One former senior aide to House Republican leadership told Breitbart that on a committee like Ways and Means, it is expected that you will raise money for the party and for other members.“There is no such thing as ‘tax geeks’ on Ways and Means, who can’t raise money.”

The former aide said one example of how it works was the 2001 battle for the committee chairmanship between Rep. Phillip Crane (R.-Ind.) and Rep. Bill Thomas (R.-Calif.).

“Crane was a conservative hero, but he could never raise money,” he said. “When he saw that the chairmanship was opening up when Archer retired, he hired a couple of guys to try and get something going, but he couldn’t compete with Thomas.” Rep. William Archer (R.-Texas) chaired the committee from 1995 to 2001.

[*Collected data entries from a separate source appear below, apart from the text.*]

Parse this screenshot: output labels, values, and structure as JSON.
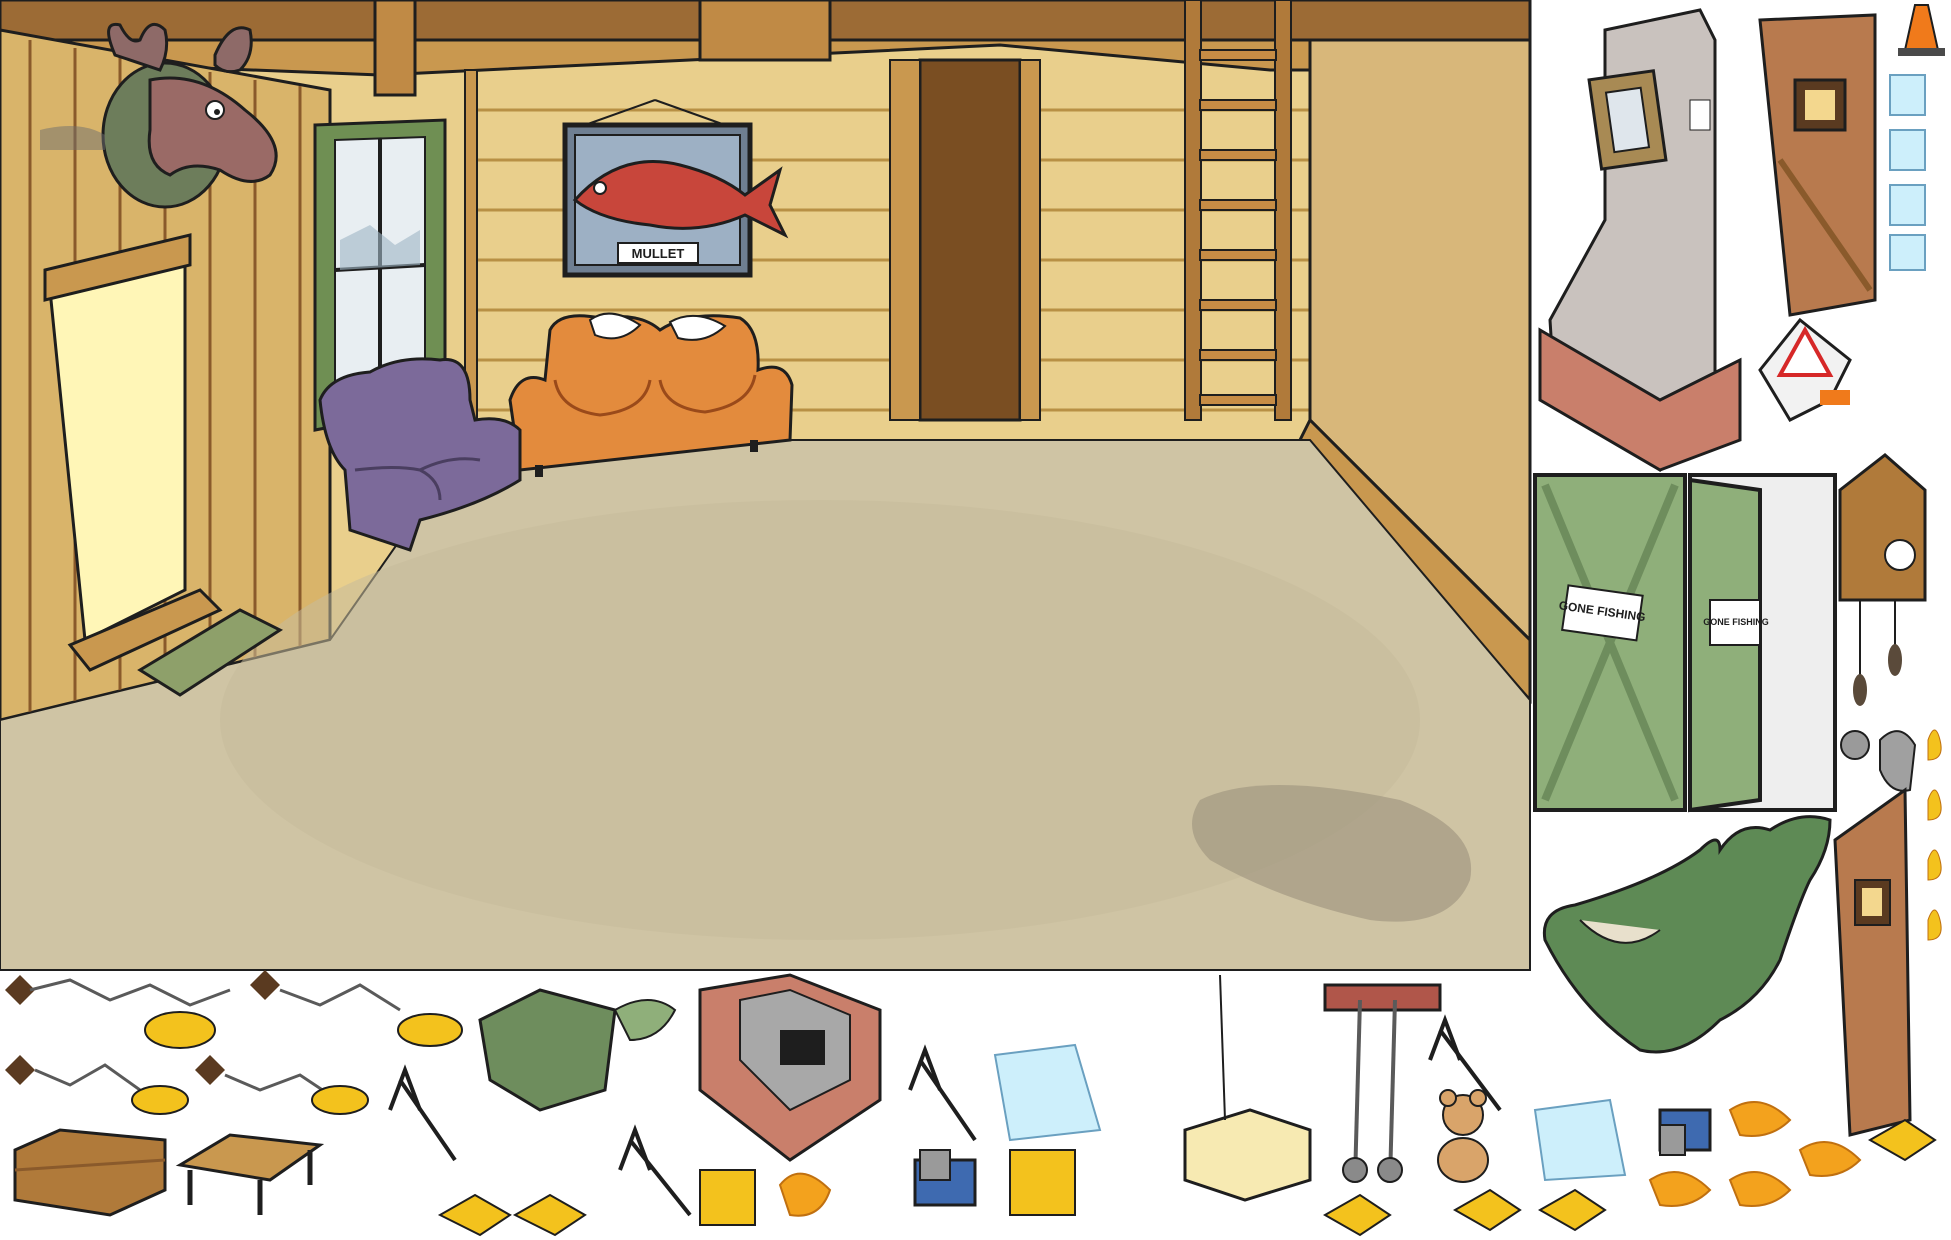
{
  "scene": {
    "name": "cabin-interior-sprite-sheet",
    "palette": {
      "wall_light": "#EFD58E",
      "wall_mid": "#D9B46A",
      "wood_dark": "#8A5A2B",
      "beam": "#C9984F",
      "floor": "#CFC4A4",
      "floor_shadow": "#B5A98A",
      "outline": "#1E1E1E",
      "sofa_orange": "#E38B3D",
      "armchair_purple": "#7C6A9A",
      "green_door": "#8FAF7A",
      "green_chair": "#5E8A55",
      "fish_red": "#C8463B",
      "moose": "#9A6A66",
      "yellow_fish": "#F3C21D",
      "cone_orange": "#F07A1B"
    }
  },
  "room": {
    "fish_plaque_label": "MULLET"
  },
  "sprites": {
    "gone_fishing_closed": "GONE FISHING",
    "gone_fishing_open": "GONE FISHING"
  }
}
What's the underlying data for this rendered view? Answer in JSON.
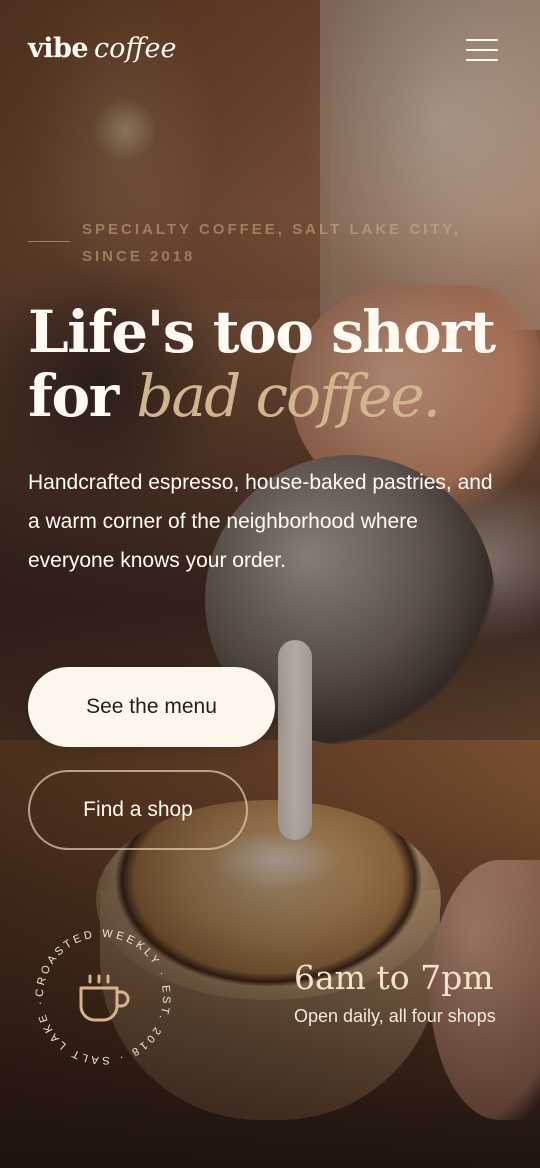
{
  "header": {
    "logo_bold": "vibe",
    "logo_italic": "coffee",
    "menu_icon": "hamburger-icon"
  },
  "hero": {
    "eyebrow": "Specialty coffee, Salt Lake City, since 2018",
    "headline_line1": "Life's too short",
    "headline_line2_plain": "for ",
    "headline_line2_accent": "bad coffee.",
    "lede": "Handcrafted espresso, house-baked pastries, and a warm corner of the neighborhood where everyone knows your order.",
    "primary_cta": "See the menu",
    "secondary_cta": "Find a shop"
  },
  "badge": {
    "ring_text": "CROASTED WEEKLY · EST. 2018 · SALT LAKE ·",
    "icon": "coffee-cup-icon"
  },
  "hours": {
    "time": "6am to 7pm",
    "note": "Open daily, all four shops"
  },
  "colors": {
    "accent": "#d2b48f",
    "cream": "#fdf6ea",
    "text_dark": "#2b1d14"
  }
}
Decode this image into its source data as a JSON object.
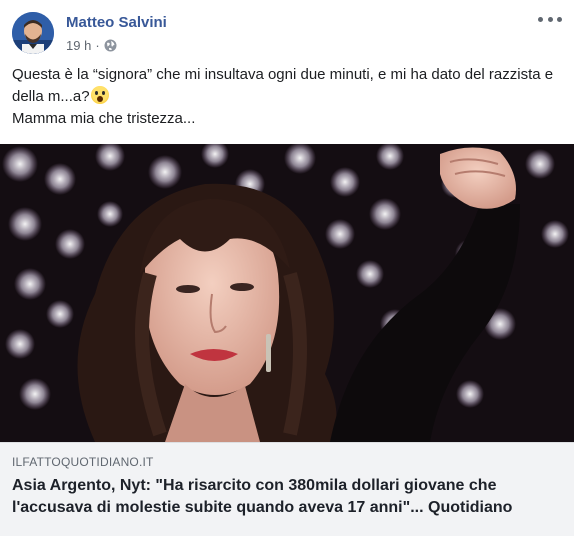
{
  "post": {
    "author": "Matteo Salvini",
    "time": "19 h",
    "separator": "·",
    "privacy_icon": "globe-icon",
    "more_icon": "ellipsis-icon",
    "text_line1": "Questa è la “signora” che mi insultava ogni due minuti, e mi ha dato del razzista e della m...a?",
    "text_emoji": "face-screaming-emoji",
    "text_line2": "Mamma mia che tristezza..."
  },
  "link": {
    "domain": "ILFATTOQUOTIDIANO.IT",
    "headline": "Asia Argento, Nyt: \"Ha risarcito con 380mila dollari giovane che l'accusava di molestie subite quando aveva 17 anni\"... Quotidiano"
  },
  "colors": {
    "author": "#385898",
    "meta": "#606770",
    "text": "#1c1e21",
    "card_bg": "#f2f3f5"
  }
}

The smart guys start hosting dinners and they team up with lobbyists and tell them: ‘Listen: Instead of giving 20 members a thousand each, give me $20,000 and I’ll pass it out for you, so we both get credit,” the former aide said. “Another way of doing it is to arrange for the lobbyist to give the same $20,000 to a chairman, so he can pass it out to guys he wants to help—and then, he gets credit, too.”

Being a chairman is a heavy fundraising lift, he said.

“Once you are a chairman, it is not just dues, it is a tax. The NRCC literally gives you a tax bill for, say, $1 million and then there is always a big push for a little more right before an election—you just have to find it,” he said. The National Republican Congressional Committee is the fundraising arm of the House Republicans.

But, any chairman knows the deal going in, he said.

“When you make your presentation to Steering, you have to tell them how much you’ve raised for leadership PACs, the NRCC and other candidates,” he said. “It is understood that if Steering makes you a chairman, that [fundraising] does not stop.”

The House Republican Steering Committee is a caucus of roughly 30 chairmen and members that decides committee and chairman assignments. Steering is led by Speaker Paul Ryan (R.-Wis.), who also has five votes on the committee and appoints the non-chairman and leadership members.

There was speculation that Ryan would reform Steering to devolve power back to the membership and the committees when on Oct. 29, 2015, he took the gavel. But, reality set in when less than two weeks later, the young speaker endorsed and then cast his five votes inside Steering for Rep. Kevin Brady (R-Texas)–now the new chairman of Ways and Means.